A fé e a essência das giestas

O calor palpa-se com o olhar à medida que o táxi avança pela cidade vindo do aeroporto.
Aterrei há pouco em Roma, é domingo, mas a multidão de turistas faz com que as ruas mantenham a azáfama de um dia de semana com a gente a acorrer aos seus deveres laborais.
O meu trabalho por aqui só começa no dia seguinte e por isso resolvo juntar-me à massa de gente que invade as ruas.
Passo pelo Quirinale e no museu em frente há uma fila interminável para ver as obras de Frida Khalo, a exposição encerra hoje e ninguém a quer perder.
Eu também não a perderia, mas a fila está impossível.
Desço a colina em direcção à Fontana di Trevi que está em obras e sem água. Nem olho e prefiro levar na lembrança o eterno beijo de Mastroianni a Anita Ekberg no meio da água da Dolce Vita, de Fellini.
Hoje não será definitivamente o meu dia.
Sigo para o Panteão e para além dos turistas há Meet marcado pela Internet. A Europa anda estranha e nem os heróis têm descanso. Tivesse eu excesso de auto-estima e acharia que centenas de adolescentes tinham gritado por me verem dobrar a esquina.
Preciso de um café e vou ao Santo Eustáquio.
Pelo menos ali a fila é suportável embora os grupos organizados de turistas abalroem tudo e até as chávenas com o melhor Cappuccino do mundo.
Fujo e sento-me depois numa esplanada na Piazza Navona, com um gelado, pois claro.
Estou um pouco cansado mas simultaneamente apetece-me andar e por isso decido caminhar para São Pedro. Vou devagar e só paro sobre o Tibre para fazer uma foto ao Castelo de Sant’ Ângelo. O reflexo da ponte sobre a água é irresistível.
Já é tarde, os grupos de turistas recolheram aos hotéis e nem sequer há fila para a segurança antes de entrar na Basílica de São Pedro.

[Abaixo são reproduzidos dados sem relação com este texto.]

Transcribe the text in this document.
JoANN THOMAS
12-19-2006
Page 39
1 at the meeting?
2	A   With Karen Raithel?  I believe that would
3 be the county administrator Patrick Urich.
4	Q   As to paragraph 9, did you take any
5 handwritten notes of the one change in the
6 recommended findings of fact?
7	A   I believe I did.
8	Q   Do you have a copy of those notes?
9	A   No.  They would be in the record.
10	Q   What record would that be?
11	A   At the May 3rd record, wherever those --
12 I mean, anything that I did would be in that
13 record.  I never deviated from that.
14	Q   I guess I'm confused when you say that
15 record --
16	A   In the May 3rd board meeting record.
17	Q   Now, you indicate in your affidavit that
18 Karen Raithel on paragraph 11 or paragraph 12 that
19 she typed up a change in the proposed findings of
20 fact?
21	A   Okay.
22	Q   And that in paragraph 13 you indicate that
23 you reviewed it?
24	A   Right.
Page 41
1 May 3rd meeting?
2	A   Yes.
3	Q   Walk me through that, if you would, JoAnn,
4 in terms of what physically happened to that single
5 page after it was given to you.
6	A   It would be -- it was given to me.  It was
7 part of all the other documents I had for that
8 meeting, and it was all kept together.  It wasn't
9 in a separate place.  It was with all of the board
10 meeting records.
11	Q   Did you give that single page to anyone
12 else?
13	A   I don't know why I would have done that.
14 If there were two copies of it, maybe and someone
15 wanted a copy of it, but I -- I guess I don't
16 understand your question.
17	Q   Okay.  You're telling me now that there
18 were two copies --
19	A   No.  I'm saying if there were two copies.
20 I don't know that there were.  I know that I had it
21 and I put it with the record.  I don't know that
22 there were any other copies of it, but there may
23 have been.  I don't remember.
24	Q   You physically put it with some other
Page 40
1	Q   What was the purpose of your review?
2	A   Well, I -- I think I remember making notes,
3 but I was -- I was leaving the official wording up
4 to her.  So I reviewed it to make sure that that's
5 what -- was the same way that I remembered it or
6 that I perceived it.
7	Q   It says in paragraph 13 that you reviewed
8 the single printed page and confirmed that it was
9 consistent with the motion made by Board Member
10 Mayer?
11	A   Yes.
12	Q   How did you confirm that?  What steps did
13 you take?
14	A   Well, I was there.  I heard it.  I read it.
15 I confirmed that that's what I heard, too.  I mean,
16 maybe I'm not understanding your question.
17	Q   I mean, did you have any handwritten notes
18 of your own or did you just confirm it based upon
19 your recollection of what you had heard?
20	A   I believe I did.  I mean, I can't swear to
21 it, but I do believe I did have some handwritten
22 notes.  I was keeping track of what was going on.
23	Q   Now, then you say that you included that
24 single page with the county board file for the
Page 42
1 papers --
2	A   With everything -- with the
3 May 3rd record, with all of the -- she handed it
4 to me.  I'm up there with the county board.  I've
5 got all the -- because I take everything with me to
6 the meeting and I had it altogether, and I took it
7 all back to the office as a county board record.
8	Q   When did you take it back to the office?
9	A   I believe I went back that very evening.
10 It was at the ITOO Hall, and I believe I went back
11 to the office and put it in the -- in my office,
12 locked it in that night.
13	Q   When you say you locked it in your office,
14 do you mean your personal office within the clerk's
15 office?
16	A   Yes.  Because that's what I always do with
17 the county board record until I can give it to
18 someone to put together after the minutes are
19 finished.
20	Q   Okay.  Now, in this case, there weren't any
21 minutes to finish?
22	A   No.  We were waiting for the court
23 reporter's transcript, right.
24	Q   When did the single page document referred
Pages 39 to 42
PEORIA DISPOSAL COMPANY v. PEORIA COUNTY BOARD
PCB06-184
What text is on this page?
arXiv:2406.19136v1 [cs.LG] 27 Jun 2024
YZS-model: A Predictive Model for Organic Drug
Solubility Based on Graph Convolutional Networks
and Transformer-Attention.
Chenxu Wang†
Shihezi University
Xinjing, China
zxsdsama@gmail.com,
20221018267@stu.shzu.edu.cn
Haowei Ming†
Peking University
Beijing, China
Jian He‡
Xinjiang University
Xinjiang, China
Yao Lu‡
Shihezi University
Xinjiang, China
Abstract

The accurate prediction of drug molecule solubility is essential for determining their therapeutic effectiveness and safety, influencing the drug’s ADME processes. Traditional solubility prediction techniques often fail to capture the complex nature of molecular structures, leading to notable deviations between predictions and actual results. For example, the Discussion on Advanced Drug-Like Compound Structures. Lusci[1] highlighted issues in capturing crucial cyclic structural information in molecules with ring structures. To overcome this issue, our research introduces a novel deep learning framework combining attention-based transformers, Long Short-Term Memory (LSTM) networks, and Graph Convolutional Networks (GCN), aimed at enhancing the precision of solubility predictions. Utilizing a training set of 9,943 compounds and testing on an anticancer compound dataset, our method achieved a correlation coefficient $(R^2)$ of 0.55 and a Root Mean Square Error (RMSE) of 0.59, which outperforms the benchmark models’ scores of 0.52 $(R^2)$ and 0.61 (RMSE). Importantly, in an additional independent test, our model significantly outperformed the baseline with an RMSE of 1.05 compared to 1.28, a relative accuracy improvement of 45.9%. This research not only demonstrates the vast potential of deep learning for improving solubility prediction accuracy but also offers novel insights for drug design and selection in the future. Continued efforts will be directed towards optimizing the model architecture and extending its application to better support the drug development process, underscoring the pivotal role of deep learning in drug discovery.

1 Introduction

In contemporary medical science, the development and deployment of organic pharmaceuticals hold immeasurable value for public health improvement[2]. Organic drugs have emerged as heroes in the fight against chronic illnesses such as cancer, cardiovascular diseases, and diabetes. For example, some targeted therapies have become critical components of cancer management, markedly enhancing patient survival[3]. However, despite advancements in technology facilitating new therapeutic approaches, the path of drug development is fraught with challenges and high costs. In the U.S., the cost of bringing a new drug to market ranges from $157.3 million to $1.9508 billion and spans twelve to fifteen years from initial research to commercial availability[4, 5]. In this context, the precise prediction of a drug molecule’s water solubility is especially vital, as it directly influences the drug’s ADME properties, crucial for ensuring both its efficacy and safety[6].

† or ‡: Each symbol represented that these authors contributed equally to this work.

Tenho o caminho quase só para mim, aprecio o tamanho das colunas que só assim ao pé parecem gigantescas e partilho a visão da Pietà com um pequeníssimo grupo que por ali se encontra.
Logo a seguir está o altar de São João Paulo II com o respectivo túmulo e resolvo sentar-me perdendo-me no tempo.
Do sofisticado ouro e do fausto de São Pedro, deixo-me voar até 32 anos atrás quando entre as giestas da primavera de Vila Viçosa me cruzei com o Papa.
Por mais brilhante que seja o ouro dos Homens, nunca será igual em nobreza ao ouro das giestas quando o sol se lhes entrega nos campos. Porque no ouro das giestas está Deus.
E a minha fé tem e terá sempre a marca da simplicidade das giestas, muito mais do que a opulenta exibição das virtudes materiais que os Homens insistem em colar ao divino.
Não me peçam jamais que me vista com uma opulenta capa do ouro de um qualquer humano política e socialmente correcto.
Um Homem com fé, sou eu ali na tarde de Roma sentado entre gente que não conheço, com as minhas verdades, os meus segredos, carregando a mochila com a minha História e todas as dores e inevitavelmente todas as esperanças.
Um irmão das giestas aqui bebendo o sol por detrás dos sorrisos de todos os que amo e que me foram passando pela lembrança.
Fico até a Basílica fechar e vou caminhando depois de volta ao hotel ao ritmo do entardecer, por entre a gente que mantém a azáfama, mas agora para procurar poiso para jantar.
E um Homem com fé sou eu a caminhar feliz com as minhas verdades e a minha essência.
A vida, La Dolce Vita, é no fundo como a Fontana di Trevi, porque por mais que lhe tentem tirar a água, ela terá sempre a essência do amor e de um beijo fantástico.
E um Homem com fé sou eu a caminhar feliz e a sorrir apesar das imensas saudades de um beijo.